Revisiting silent reading
Those of us familiar with the 2000 National Reading Panel report remember that the report did not support teachers' use of silent reading in the classroom. The research evidence that it had any effect on reading achievement just wasn't there. Some school districts and teachers greatly reduced or stopped providing time during the instructional day for silent reading. Other teachers continued to provide daily DEAR or SSR time, citing the benefits of such a practice.

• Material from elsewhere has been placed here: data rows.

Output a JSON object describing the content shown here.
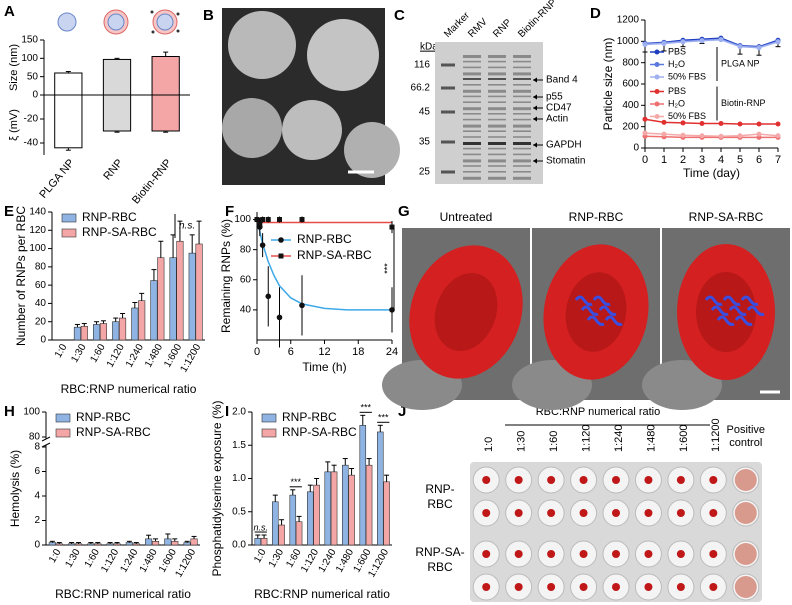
{
  "chart_data": [
    {
      "panel": "A",
      "type": "dual_bar",
      "categories": [
        "PLGA NP",
        "RNP",
        "Biotin-RNP"
      ],
      "series": [
        {
          "name": "Size (nm)",
          "values": [
            60,
            97,
            105
          ],
          "errors": [
            4,
            3,
            12
          ]
        },
        {
          "name": "ξ (mV)",
          "axis": "y2",
          "values": [
            -44,
            -30,
            -30
          ],
          "errors": [
            2,
            1,
            1
          ]
        }
      ],
      "colors": [
        "#ffffff",
        "#d9d9d9",
        "#f4a6a6"
      ],
      "ylim": [
        0,
        150
      ],
      "yticks": [
        0,
        50,
        100,
        150
      ],
      "y2lim": [
        -50,
        0
      ],
      "y2ticks": [
        -40,
        -20
      ]
    },
    {
      "panel": "D",
      "type": "line",
      "x": [
        0,
        1,
        2,
        3,
        4,
        5,
        6,
        7
      ],
      "xlabel": "Time (day)",
      "ylabel": "Particle size (nm)",
      "xlim": [
        0,
        7
      ],
      "xticks": [
        0,
        1,
        2,
        3,
        4,
        5,
        6,
        7
      ],
      "ylim": [
        0,
        1200
      ],
      "yticks": [
        0,
        200,
        400,
        600,
        800,
        1000,
        1200
      ],
      "legend_groups": [
        "PLGA NP",
        "Biotin-RNP"
      ],
      "series": [
        {
          "name": "PBS",
          "color": "#1f3fbf",
          "values": [
            980,
            990,
            1010,
            1020,
            1030,
            960,
            950,
            1010
          ],
          "errors": [
            80,
            80,
            60,
            40,
            20,
            80,
            80,
            60
          ]
        },
        {
          "name": "H₂O",
          "color": "#5b78e0",
          "values": [
            975,
            985,
            1000,
            1010,
            1020,
            955,
            945,
            1000
          ]
        },
        {
          "name": "50% FBS",
          "color": "#9fb0f0",
          "values": [
            970,
            980,
            995,
            1005,
            1015,
            950,
            940,
            995
          ]
        },
        {
          "name": "PBS",
          "color": "#e03030",
          "values": [
            270,
            240,
            235,
            230,
            230,
            225,
            225,
            225
          ]
        },
        {
          "name": "H₂O",
          "color": "#ee7070",
          "values": [
            110,
            105,
            100,
            100,
            100,
            100,
            100,
            100
          ]
        },
        {
          "name": "50% FBS",
          "color": "#f4a8a8",
          "values": [
            140,
            130,
            120,
            115,
            110,
            115,
            130,
            115
          ]
        }
      ]
    },
    {
      "panel": "E",
      "type": "grouped_bar",
      "categories": [
        "1:0",
        "1:30",
        "1:60",
        "1:120",
        "1:240",
        "1:480",
        "1:600",
        "1:1200"
      ],
      "xlabel": "RBC:RNP numerical ratio",
      "ylabel": "Number of RNPs per RBC",
      "ylim": [
        0,
        140
      ],
      "yticks": [
        0,
        20,
        40,
        60,
        80,
        100,
        120,
        140
      ],
      "annotations": [
        "n.s."
      ],
      "series": [
        {
          "name": "RNP-RBC",
          "color": "#8fb4e3",
          "values": [
            0,
            14,
            17,
            20,
            35,
            65,
            90,
            95
          ],
          "errors": [
            0,
            3,
            3,
            4,
            6,
            12,
            25,
            20
          ]
        },
        {
          "name": "RNP-SA-RBC",
          "color": "#f4a6a6",
          "values": [
            0,
            15,
            18,
            24,
            43,
            90,
            108,
            105
          ],
          "errors": [
            0,
            3,
            3,
            5,
            8,
            18,
            22,
            25
          ]
        }
      ]
    },
    {
      "panel": "F",
      "type": "scatter",
      "xlabel": "Time (h)",
      "ylabel": "Remaining RNPs (%)",
      "xlim": [
        0,
        24
      ],
      "xticks": [
        0,
        6,
        12,
        18,
        24
      ],
      "ylim": [
        20,
        105
      ],
      "yticks": [
        40,
        60,
        80,
        100
      ],
      "x": [
        0,
        0.5,
        1,
        2,
        4,
        8,
        24
      ],
      "fit_x": [
        0,
        1,
        2,
        3,
        4,
        6,
        8,
        12,
        16,
        20,
        24
      ],
      "annotations": [
        "***"
      ],
      "series": [
        {
          "name": "RNP-RBC",
          "color": "#3fa9e8",
          "marker": "circle",
          "values": [
            100,
            95,
            83,
            49,
            35,
            43,
            40
          ],
          "errors": [
            3,
            6,
            8,
            20,
            20,
            20,
            15
          ],
          "fit": [
            100,
            84,
            72,
            63,
            56,
            48,
            44,
            41,
            40,
            40,
            40
          ]
        },
        {
          "name": "RNP-SA-RBC",
          "color": "#e84a4a",
          "marker": "square",
          "values": [
            100,
            97,
            100,
            100,
            100,
            100,
            95
          ],
          "errors": [
            2,
            3,
            2,
            2,
            2,
            2,
            4
          ],
          "fit": [
            98,
            98,
            98,
            98,
            98,
            98,
            98,
            98,
            98,
            98,
            98
          ]
        }
      ]
    },
    {
      "panel": "H",
      "type": "grouped_bar",
      "categories": [
        "1:0",
        "1:30",
        "1:60",
        "1:120",
        "1:240",
        "1:480",
        "1:600",
        "1:1200"
      ],
      "xlabel": "RBC:RNP numerical ratio",
      "ylabel": "Hemolysis (%)",
      "ylim": [
        0,
        100
      ],
      "ybreak": [
        8,
        80
      ],
      "yticks": [
        0,
        2,
        4,
        6,
        8,
        80,
        100
      ],
      "series": [
        {
          "name": "RNP-RBC",
          "color": "#8fb4e3",
          "values": [
            0.2,
            0.1,
            0.1,
            0.1,
            0.2,
            0.5,
            0.5,
            0.2
          ],
          "errors": [
            0.1,
            0.1,
            0.1,
            0.1,
            0.1,
            0.3,
            0.4,
            0.1
          ]
        },
        {
          "name": "RNP-SA-RBC",
          "color": "#f4a6a6",
          "values": [
            0.1,
            0.1,
            0.1,
            0.1,
            0.1,
            0.3,
            0.3,
            0.5
          ],
          "errors": [
            0.1,
            0.1,
            0.1,
            0.1,
            0.1,
            0.2,
            0.2,
            0.2
          ]
        }
      ]
    },
    {
      "panel": "I",
      "type": "grouped_bar",
      "categories": [
        "1:0",
        "1:30",
        "1:60",
        "1:120",
        "1:240",
        "1:480",
        "1:600",
        "1:1200"
      ],
      "xlabel": "RBC:RNP numerical ratio",
      "ylabel": "Phosphatidylserine exposure (%)",
      "ylim": [
        0,
        2
      ],
      "yticks": [
        {
          "value": 0,
          "label": "0.0"
        },
        {
          "value": 0.5,
          "label": "0.5"
        },
        {
          "value": 1,
          "label": "1.0"
        },
        {
          "value": 1.5,
          "label": "1.5"
        },
        {
          "value": 2,
          "label": "2.0"
        }
      ],
      "annotations": [
        "n.s.",
        "***",
        "***",
        "***"
      ],
      "series": [
        {
          "name": "RNP-RBC",
          "color": "#8fb4e3",
          "values": [
            0.1,
            0.65,
            0.75,
            0.8,
            1.1,
            1.2,
            1.8,
            1.7
          ],
          "errors": [
            0.05,
            0.1,
            0.08,
            0.1,
            0.15,
            0.1,
            0.15,
            0.1
          ]
        },
        {
          "name": "RNP-SA-RBC",
          "color": "#f4a6a6",
          "values": [
            0.1,
            0.3,
            0.35,
            0.9,
            1.1,
            1.05,
            1.2,
            0.95
          ],
          "errors": [
            0.05,
            0.08,
            0.08,
            0.1,
            0.1,
            0.1,
            0.1,
            0.1
          ]
        }
      ]
    }
  ],
  "panel_B": {
    "label": "B"
  },
  "panel_C": {
    "label": "C",
    "kda": "kDa",
    "lanes": [
      "Marker",
      "RMV",
      "RNP",
      "Biotin-RNP"
    ],
    "markers": [
      "116",
      "66.2",
      "45",
      "35",
      "25"
    ],
    "bands": [
      "Band 4",
      "p55",
      "CD47",
      "Actin",
      "GAPDH",
      "Stomatin"
    ]
  },
  "panel_G": {
    "label": "G",
    "titles": [
      "Untreated",
      "RNP-RBC",
      "RNP-SA-RBC"
    ]
  },
  "panel_J": {
    "label": "J",
    "header": "RBC:RNP numerical ratio",
    "columns": [
      "1:0",
      "1:30",
      "1:60",
      "1:120",
      "1:240",
      "1:480",
      "1:600",
      "1:1200"
    ],
    "positive_control": [
      "Positive",
      "control"
    ],
    "rows": [
      [
        "RNP-",
        "RBC"
      ],
      [
        "RNP-SA-",
        "RBC"
      ]
    ]
  }
}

A new book from the International Reading Association, edited by Elfrieda Hiebert and Ray Reutzel, Revisiting Silent Reading, encourages us to rethink silent reading, to consider some advice about it, and to think about how to make it work in your classroom. Chapter 8 provides teachers with good information about four factors related to silent reading. A summary of the information is here:
Student self-selection of reading materials: Teachers should guide students to choose good texts to read during silent reading time. The books should be of interest, should draw from a variety of genre and topics, and should be at an appropriate level — not too easy, not too hard.
Student engagement and time on task during silent reading time: Teachers should keep a pulse on students during DEAR time. Emphasize that DEAR time is reading practice time. It's not indoor recess, but rather it has an important purpose: to provide time to practice reading skills. Read the full chapter for a good description of gossips, wanderers, and squirrels. See if you have any of those in your classroom!
Accountability: Related to the above, accountability is an important piece to silent reading. Several methods of accountability have been suggested, including logs, reader response, and anecdotal records. This seems like a highly personal decision, and it would have to be something easy and quick.
Interactions among teachers and students: It's important to foster teacher-student and student-student conversations about books. Rather than using your DEAR time to read yourself, engage your students in conversations about what they're reading.
There's much more in Chapter 8, and the entire book Revisiting Silent Reading. I encourage you to take a look!